Quant aux sanctions prévues par ce texte, elles n'annulent pas les outils de dialogue tels que la possibilité de faire des observations orales ou écrites ou de négocier avec l'employeur : toutes ces pratiques restent possibles, mais il y a un moment où il faut se donner la possibilité de sanctionner. Peut-on accepter que seuls 4 % des infractions fassent l'objet d'un procès-verbal et que, les deux tiers de ces infractions n'étant pas poursuivies, c'est finalement 1 % seulement des infractions constatées qui fasse l'objet de poursuite ? Si ces infractions portaient sur d'autres règles de droit, monsieur Tian, vous crieriez au scandale !

Je constate, madame Geoffroy et monsieur Vercamer, qu'il existe aujourd'hui une dépénalisation de fait du droit du travail par absence de poursuite. Ce qu'il nous faut, ce sont des outils assez efficaces pour assurer l'effectivité de ce droit, et il me semble que les sanctions administratives ont ce caractère.

S'agissant de l'autorité chargée de prononcer les sanctions, le DIRECCTE en l'espèce, il me semble de bonne politique qu'elle soit distincte de celle chargée du contrôle. Une telle distinction permet en effet d'avoir un deuxième regard et de préserver la neutralité de la sanction, au cas où le contrôle se serait mal passé. Dans l'état actuel du droit, l'agent qui contrôle ne sanctionne pas davantage : il transfère le dossier au procureur de la République, et, dans les deux tiers des affaires, on ne sait pas où le dossier a été classé. Par ailleurs, dans l'exercice de cette responsabilité, le DIRECCTE n'est pas subordonné au préfet.

Cela ne supprime certes pas les risques de schizophrénie, mais ceux-ci existent à tous les niveaux. Croyez-vous qu'un juge judiciaire qui envisage de prononcer une lourde peine ne se pose pas la question, légitime, de l'incidence de la sanction sur la santé de l'entreprise ?

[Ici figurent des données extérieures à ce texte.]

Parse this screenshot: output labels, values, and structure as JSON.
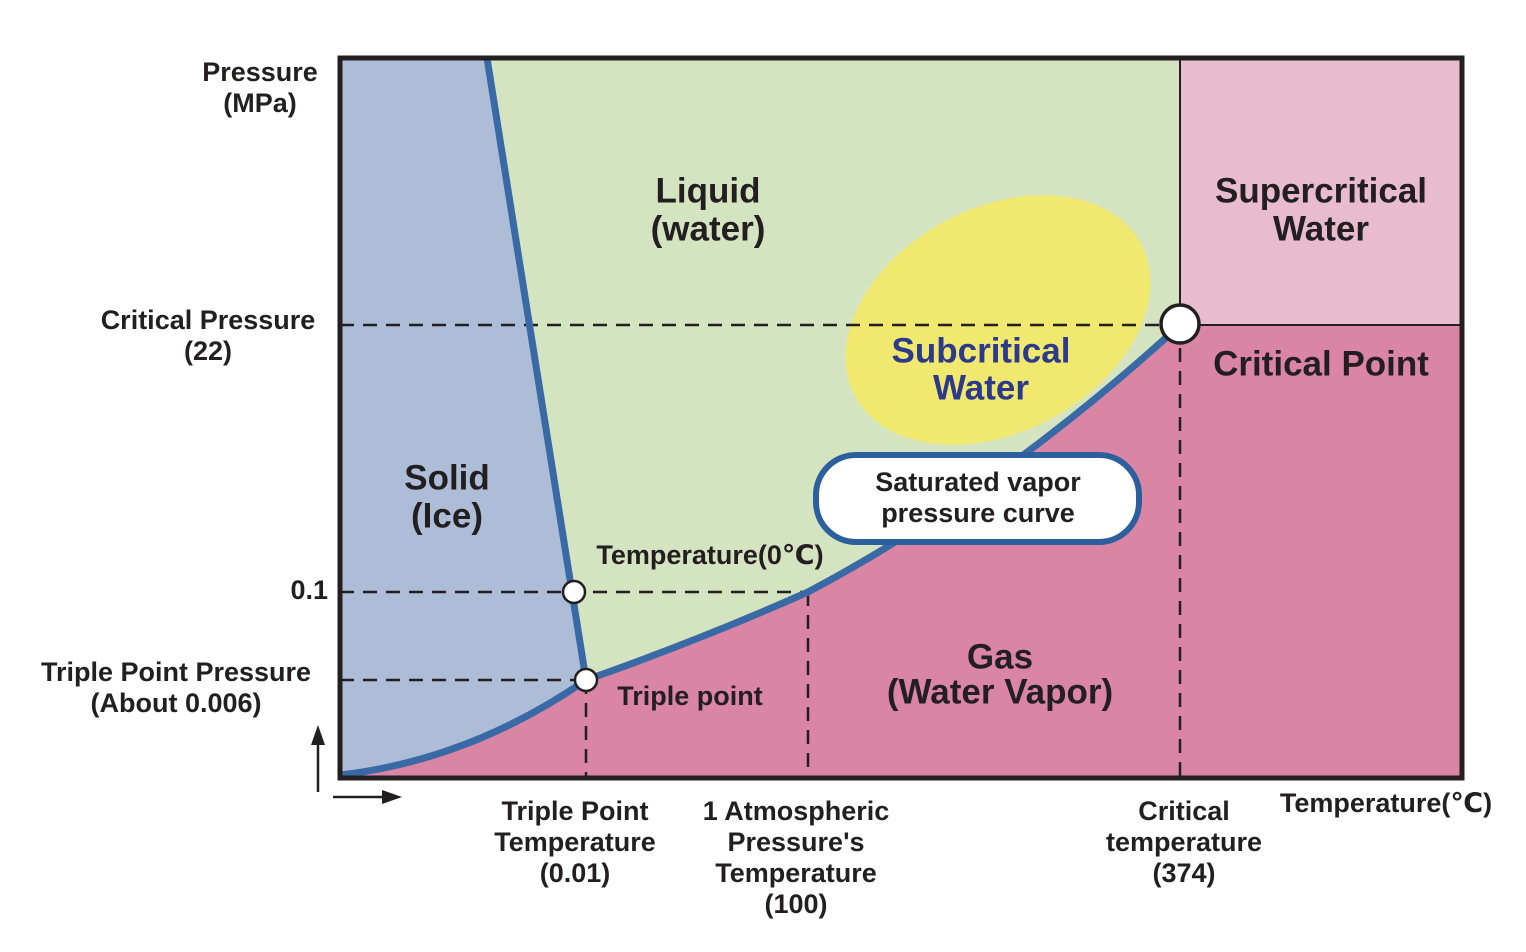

Ce nouveau régime est d'autant plus intéressant que, faisant intervenir l'administration, il lui permettra d'élaborer une politique unique des sanctions. En tout état de cause, c'est le juge et l'inspecteur du travail dans ses fonctions de contrôle qui doivent être indépendants.

Je suis très sensible aux observations que m'ont adressées M. Sebaoun et Mme Orliac. J'ai bien noté, madame Fraysse et monsieur Roumegas, que vous réserviez votre vote, tout en reconnaissant les avancées de ce texte. J'espère que cette discussion nous permettra d'avancer ensemble assez loin pour que votre vote soit favorable.